La mostra Il disegno come idea raccoglie cinque artiste che per la prima volta espongono assieme in Italia: Adelaide Cioni, Elena Gravisch, Diana Legel, Juliane Schmidt e Alexandra Wolframm. Nella loro ricerca il tema del disegno ha valore metodologico, più che pratico: alcune di loro, infatti, non usano affatto matita e carta, tanto che in mostra ci sono fotografie, video, oggetti e installazioni. Disegnare equivale, in questo caso, a concentrarsi sulla percezione, dilatandone la portata per cogliere anche fenomeni poco appariscenti: gli oggetti e le situazioni si trasformano nel momento stesso in cui sono catturati dalla mente-mano dell’artista


Se Adelaide Cioni (1976) si concentra sulla forma base del rettangolo, quella più artificiale e segno dell’attività umana, Diana Legel (1978) disegna i vuoti nello spazio esterno osservato in maniera non mirata, cogliendo le forme prima che siano riconosciute dall’intelletto: i tragitti sulla carta corrispondono a quelli dell’occhio che sonda il campo visivo secondo traiettorie irregolari, dall’esterno verso l’interno, dal primo piano all’orizzonte, a volte scartando di lato.

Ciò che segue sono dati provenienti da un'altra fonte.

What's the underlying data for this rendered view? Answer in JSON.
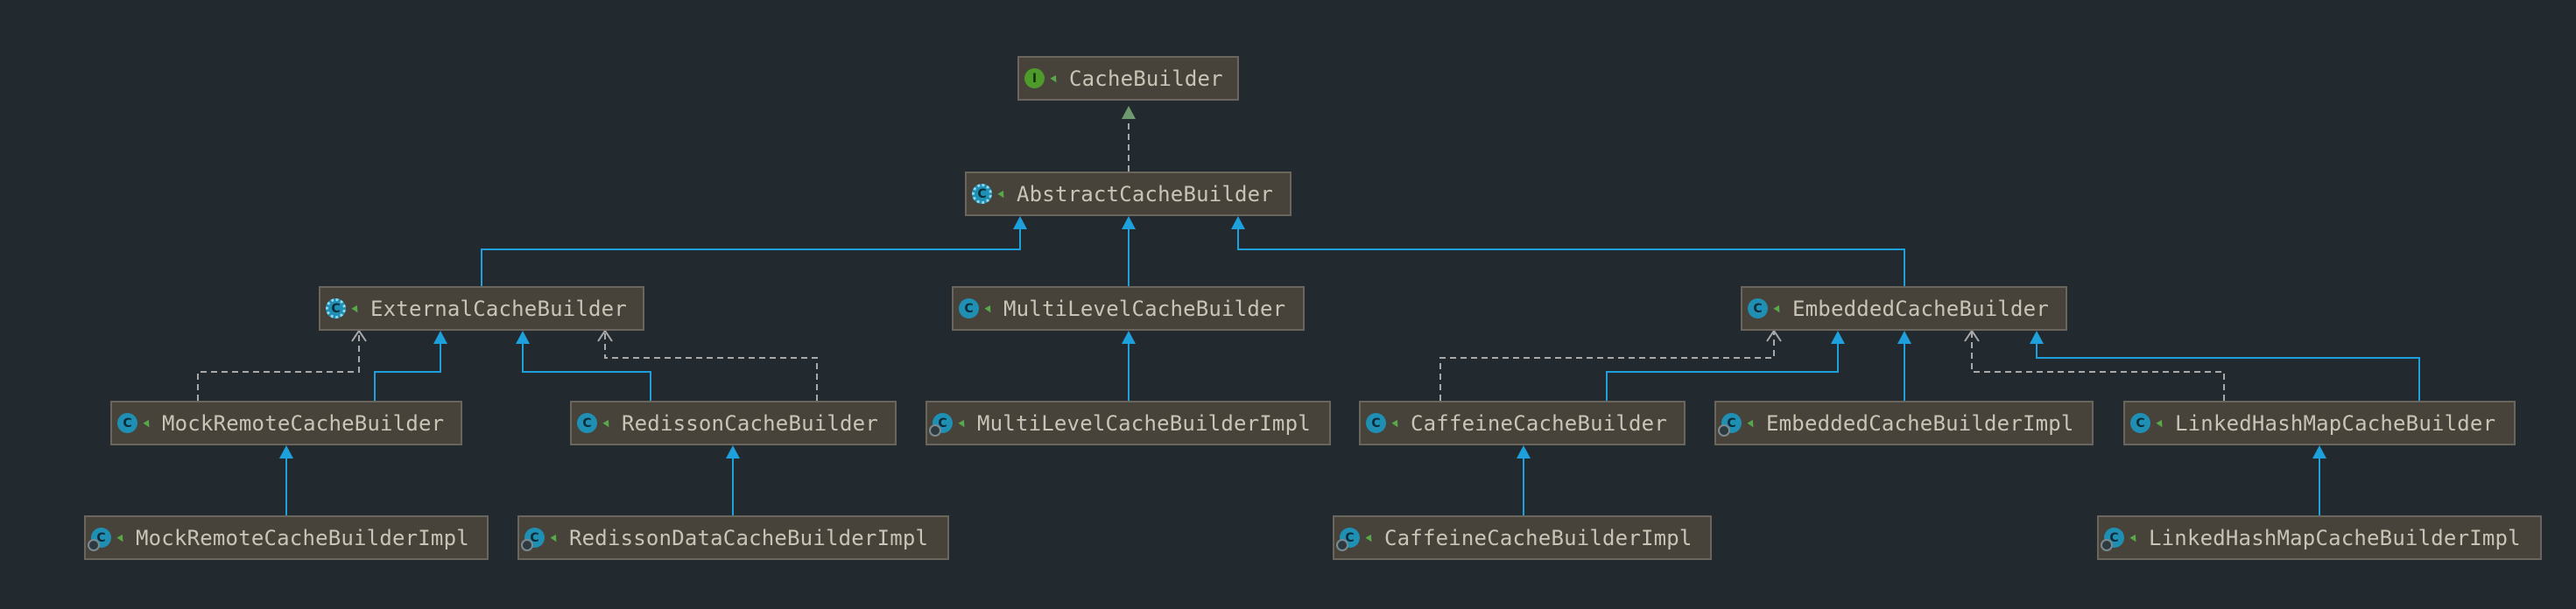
{
  "colors": {
    "background": "#222a30",
    "extends_edge": "#1ea0dc",
    "implements_edge": "#a9a9a9",
    "interface_arrow": "#6f9a6f",
    "node_fill": "#47433a",
    "node_border": "#6a665d",
    "label": "#c9c4b6"
  },
  "nodes": [
    {
      "id": "cache-builder",
      "label": "CacheBuilder",
      "kind": "interface",
      "icon": "interface-icon",
      "glyph": "I"
    },
    {
      "id": "abstract-cache-builder",
      "label": "AbstractCacheBuilder",
      "kind": "abstract",
      "icon": "abstract-class-icon",
      "glyph": "C"
    },
    {
      "id": "external-cache-builder",
      "label": "ExternalCacheBuilder",
      "kind": "abstract",
      "icon": "abstract-class-icon",
      "glyph": "C"
    },
    {
      "id": "multi-level-cache-builder",
      "label": "MultiLevelCacheBuilder",
      "kind": "class",
      "icon": "class-icon",
      "glyph": "C"
    },
    {
      "id": "embedded-cache-builder",
      "label": "EmbeddedCacheBuilder",
      "kind": "class",
      "icon": "class-icon",
      "glyph": "C"
    },
    {
      "id": "mock-remote-cache-builder",
      "label": "MockRemoteCacheBuilder",
      "kind": "class",
      "icon": "class-icon",
      "glyph": "C"
    },
    {
      "id": "redisson-cache-builder",
      "label": "RedissonCacheBuilder",
      "kind": "class",
      "icon": "class-icon",
      "glyph": "C"
    },
    {
      "id": "multi-level-cache-builder-impl",
      "label": "MultiLevelCacheBuilderImpl",
      "kind": "static",
      "icon": "static-class-icon",
      "glyph": "C"
    },
    {
      "id": "caffeine-cache-builder",
      "label": "CaffeineCacheBuilder",
      "kind": "class",
      "icon": "class-icon",
      "glyph": "C"
    },
    {
      "id": "embedded-cache-builder-impl",
      "label": "EmbeddedCacheBuilderImpl",
      "kind": "static",
      "icon": "static-class-icon",
      "glyph": "C"
    },
    {
      "id": "linked-hash-map-cache-builder",
      "label": "LinkedHashMapCacheBuilder",
      "kind": "class",
      "icon": "class-icon",
      "glyph": "C"
    },
    {
      "id": "mock-remote-cache-builder-impl",
      "label": "MockRemoteCacheBuilderImpl",
      "kind": "static",
      "icon": "static-class-icon",
      "glyph": "C"
    },
    {
      "id": "redisson-data-cache-builder-impl",
      "label": "RedissonDataCacheBuilderImpl",
      "kind": "static",
      "icon": "static-class-icon",
      "glyph": "C"
    },
    {
      "id": "caffeine-cache-builder-impl",
      "label": "CaffeineCacheBuilderImpl",
      "kind": "static",
      "icon": "static-class-icon",
      "glyph": "C"
    },
    {
      "id": "linked-hash-map-cache-builder-impl",
      "label": "LinkedHashMapCacheBuilderImpl",
      "kind": "static",
      "icon": "static-class-icon",
      "glyph": "C"
    }
  ],
  "edges": [
    {
      "from": "abstract-cache-builder",
      "to": "cache-builder",
      "type": "implements-interface"
    },
    {
      "from": "external-cache-builder",
      "to": "abstract-cache-builder",
      "type": "extends"
    },
    {
      "from": "multi-level-cache-builder",
      "to": "abstract-cache-builder",
      "type": "extends"
    },
    {
      "from": "embedded-cache-builder",
      "to": "abstract-cache-builder",
      "type": "extends"
    },
    {
      "from": "mock-remote-cache-builder",
      "to": "external-cache-builder",
      "type": "extends"
    },
    {
      "from": "mock-remote-cache-builder",
      "to": "external-cache-builder",
      "type": "dependency"
    },
    {
      "from": "redisson-cache-builder",
      "to": "external-cache-builder",
      "type": "extends"
    },
    {
      "from": "redisson-cache-builder",
      "to": "external-cache-builder",
      "type": "dependency"
    },
    {
      "from": "multi-level-cache-builder-impl",
      "to": "multi-level-cache-builder",
      "type": "extends"
    },
    {
      "from": "caffeine-cache-builder",
      "to": "embedded-cache-builder",
      "type": "extends"
    },
    {
      "from": "caffeine-cache-builder",
      "to": "embedded-cache-builder",
      "type": "dependency"
    },
    {
      "from": "embedded-cache-builder-impl",
      "to": "embedded-cache-builder",
      "type": "extends"
    },
    {
      "from": "linked-hash-map-cache-builder",
      "to": "embedded-cache-builder",
      "type": "extends"
    },
    {
      "from": "linked-hash-map-cache-builder",
      "to": "embedded-cache-builder",
      "type": "dependency"
    },
    {
      "from": "mock-remote-cache-builder-impl",
      "to": "mock-remote-cache-builder",
      "type": "extends"
    },
    {
      "from": "redisson-data-cache-builder-impl",
      "to": "redisson-cache-builder",
      "type": "extends"
    },
    {
      "from": "caffeine-cache-builder-impl",
      "to": "caffeine-cache-builder",
      "type": "extends"
    },
    {
      "from": "linked-hash-map-cache-builder-impl",
      "to": "linked-hash-map-cache-builder",
      "type": "extends"
    }
  ]
}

Elena Gravisch (1982) fa usare ai protagonisti dei suoi video il disegno per visualizzare i gesti e trattenerne la memoria, mentre Juliane Schmidt (1982) espone accanto alle stelle filanti dipinte a mano, il supporto che mantiene la traccia del procedimento pittorico, caricando il segno grafico di una dimensione temporale. Alexandra Wolframm (1971) parte da semplici sassi, di cui riproduce le apparenze prima a matita, poi con l’argilla mettendo in tensione bidimensionalità e tridimensionalità, immagine e realtà, partendo da un medesimo oggetto.

Il 6 aprile, alle 18.00, si svolgerà un incontro pubblico con le artiste, coordinato da Donatella Landi, per discutere attorno all’attualità del disegno come pratica artistica e sui lavori esposti, insieme alla curatrice e alle autrici.

Il disegno come idea prevede una seconda edizione, nella primavera del 2017, in cui la partecipazione si allargherà ad artisti italiani che condividono tali modalità di approccio alla realtà e alla pratica artistica.